The 21st Century Cures Act was within the jurisdiction of the House Energy and Commerce Committee, on which Collins serves on its Health Subcommittee. It was later passed by Congress and signed into law in December, and the stock of Innate Immunotherapeutics tripled.
According to reports, Collins recently made a series of questionable statements suggesting he may have also given stock advice to numerous people. Reporters recently overheard Collins in the Speaker’s lobby asking, “Do you know how many millionaires I’ve made in Buffalo the past few months?” This week, it was reported that four additional members of Congress – Congressman Conaway, Congressman Long, Congressman Lamborn, and Congressman Mullin – made purchases in Innate Immunotherapeutics.
Slaughter was the first member of Congress to call on the Securities and Exchange Commission (SEC) to conduct a complete investigation into questionable stock trades by Collins and Health and Human Services Secretary Tom Price when he was a member of the House of Representatives. Filings required under the STOCK Act show that while serving in Congress, Sec. Price made hundreds of stock trades since those disclosures first became mandatory in 2012, including reported transactions involving stocks of 40 different companies in the health care sector. As former chairman of House Budget Committee and member of the House Ways and Means Subcommittee on Health, Sec. Price was privy to information not available to the public.
In letters to the SEC, Slaughter highlighted the fact that these trades by Collins and Price were made and often timed to achieve significant earnings or avoid losses, drawing into question whether these transactions were triggered by insider knowledge.

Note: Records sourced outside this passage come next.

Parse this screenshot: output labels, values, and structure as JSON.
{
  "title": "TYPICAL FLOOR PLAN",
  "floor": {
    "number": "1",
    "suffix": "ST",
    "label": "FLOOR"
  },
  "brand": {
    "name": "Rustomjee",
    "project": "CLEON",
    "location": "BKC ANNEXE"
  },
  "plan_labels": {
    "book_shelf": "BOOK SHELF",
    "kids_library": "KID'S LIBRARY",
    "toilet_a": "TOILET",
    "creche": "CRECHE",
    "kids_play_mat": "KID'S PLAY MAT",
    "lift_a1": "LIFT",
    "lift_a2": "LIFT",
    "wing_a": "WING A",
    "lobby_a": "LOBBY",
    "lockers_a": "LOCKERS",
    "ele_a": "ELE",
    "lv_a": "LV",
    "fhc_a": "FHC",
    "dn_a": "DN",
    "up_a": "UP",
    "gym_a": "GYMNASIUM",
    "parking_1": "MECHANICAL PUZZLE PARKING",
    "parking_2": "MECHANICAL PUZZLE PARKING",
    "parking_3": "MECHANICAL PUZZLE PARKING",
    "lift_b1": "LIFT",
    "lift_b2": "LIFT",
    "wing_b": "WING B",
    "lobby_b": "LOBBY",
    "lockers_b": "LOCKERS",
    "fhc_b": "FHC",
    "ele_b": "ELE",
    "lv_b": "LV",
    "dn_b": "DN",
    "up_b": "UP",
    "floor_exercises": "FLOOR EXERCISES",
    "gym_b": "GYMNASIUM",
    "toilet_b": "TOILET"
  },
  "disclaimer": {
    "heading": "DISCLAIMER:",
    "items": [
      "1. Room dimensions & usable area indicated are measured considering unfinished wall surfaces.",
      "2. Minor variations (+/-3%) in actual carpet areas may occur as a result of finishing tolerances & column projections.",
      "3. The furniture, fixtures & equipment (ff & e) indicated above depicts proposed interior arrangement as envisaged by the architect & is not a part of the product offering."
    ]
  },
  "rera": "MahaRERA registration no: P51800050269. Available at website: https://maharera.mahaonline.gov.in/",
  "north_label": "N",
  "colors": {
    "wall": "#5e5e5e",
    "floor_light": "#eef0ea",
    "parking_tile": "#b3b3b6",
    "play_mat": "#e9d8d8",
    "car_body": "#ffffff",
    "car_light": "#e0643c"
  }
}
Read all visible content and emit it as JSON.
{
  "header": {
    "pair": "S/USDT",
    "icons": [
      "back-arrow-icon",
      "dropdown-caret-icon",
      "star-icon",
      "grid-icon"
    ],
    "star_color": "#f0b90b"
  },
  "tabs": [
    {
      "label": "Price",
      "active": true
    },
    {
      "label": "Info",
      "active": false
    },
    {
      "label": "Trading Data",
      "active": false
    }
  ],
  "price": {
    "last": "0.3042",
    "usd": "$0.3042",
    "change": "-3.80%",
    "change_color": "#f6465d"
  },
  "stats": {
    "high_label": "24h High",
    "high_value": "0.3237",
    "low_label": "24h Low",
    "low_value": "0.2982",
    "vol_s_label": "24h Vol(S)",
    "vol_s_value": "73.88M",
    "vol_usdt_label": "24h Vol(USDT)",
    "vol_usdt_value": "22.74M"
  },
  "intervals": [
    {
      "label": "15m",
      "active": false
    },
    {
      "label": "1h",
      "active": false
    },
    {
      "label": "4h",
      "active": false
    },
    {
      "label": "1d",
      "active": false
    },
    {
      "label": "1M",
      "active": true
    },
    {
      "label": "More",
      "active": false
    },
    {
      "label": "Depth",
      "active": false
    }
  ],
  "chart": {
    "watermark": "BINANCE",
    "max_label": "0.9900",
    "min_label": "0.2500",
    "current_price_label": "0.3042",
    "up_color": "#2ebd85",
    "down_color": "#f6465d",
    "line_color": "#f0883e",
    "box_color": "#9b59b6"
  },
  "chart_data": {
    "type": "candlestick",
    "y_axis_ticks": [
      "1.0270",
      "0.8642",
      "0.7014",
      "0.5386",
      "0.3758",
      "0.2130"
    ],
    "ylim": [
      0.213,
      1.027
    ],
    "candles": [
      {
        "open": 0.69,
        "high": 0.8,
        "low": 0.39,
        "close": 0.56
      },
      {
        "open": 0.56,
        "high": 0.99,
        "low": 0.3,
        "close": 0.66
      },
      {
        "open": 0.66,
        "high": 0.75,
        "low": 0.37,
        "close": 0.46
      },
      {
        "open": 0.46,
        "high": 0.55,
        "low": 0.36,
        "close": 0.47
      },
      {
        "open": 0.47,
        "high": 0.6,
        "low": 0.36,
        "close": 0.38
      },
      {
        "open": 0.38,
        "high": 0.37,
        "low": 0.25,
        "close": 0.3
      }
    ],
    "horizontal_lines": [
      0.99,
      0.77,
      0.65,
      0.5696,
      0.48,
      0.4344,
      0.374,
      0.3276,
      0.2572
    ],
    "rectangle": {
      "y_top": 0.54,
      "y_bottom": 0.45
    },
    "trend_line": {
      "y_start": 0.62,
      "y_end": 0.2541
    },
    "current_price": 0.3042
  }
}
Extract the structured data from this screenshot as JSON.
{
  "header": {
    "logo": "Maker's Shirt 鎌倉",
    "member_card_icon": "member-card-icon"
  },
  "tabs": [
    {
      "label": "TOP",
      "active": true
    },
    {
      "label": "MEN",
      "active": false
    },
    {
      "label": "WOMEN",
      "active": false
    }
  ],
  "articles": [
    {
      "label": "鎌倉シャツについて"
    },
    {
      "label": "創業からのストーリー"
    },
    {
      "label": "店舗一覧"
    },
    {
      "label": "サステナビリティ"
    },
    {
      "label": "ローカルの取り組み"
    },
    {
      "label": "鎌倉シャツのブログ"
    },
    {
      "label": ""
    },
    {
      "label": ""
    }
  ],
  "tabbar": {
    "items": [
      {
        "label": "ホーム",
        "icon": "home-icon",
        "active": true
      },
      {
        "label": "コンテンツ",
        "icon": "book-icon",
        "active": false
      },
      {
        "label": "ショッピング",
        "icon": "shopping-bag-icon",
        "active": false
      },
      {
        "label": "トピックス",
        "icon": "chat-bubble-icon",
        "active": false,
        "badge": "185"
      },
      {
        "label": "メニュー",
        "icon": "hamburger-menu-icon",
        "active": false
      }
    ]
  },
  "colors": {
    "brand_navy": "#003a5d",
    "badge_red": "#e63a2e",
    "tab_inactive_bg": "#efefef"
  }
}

Earlier this month, Slaughter pushed U.S. Attorney General Jeff Sessions for answers regarding the firing of former U.S. Attorney for the Southern District of New York Preet Bharara. Recent reports suggest President Trump reversed course and fired Bharara, who was reportedly overseeing an investigation into the questionable stock trades by Secretary Price. Slaughter also separately asked Acting U.S. Attorney for the Southern District of New York Joon Kim to continue any investigation already underway until all the facts are uncovered.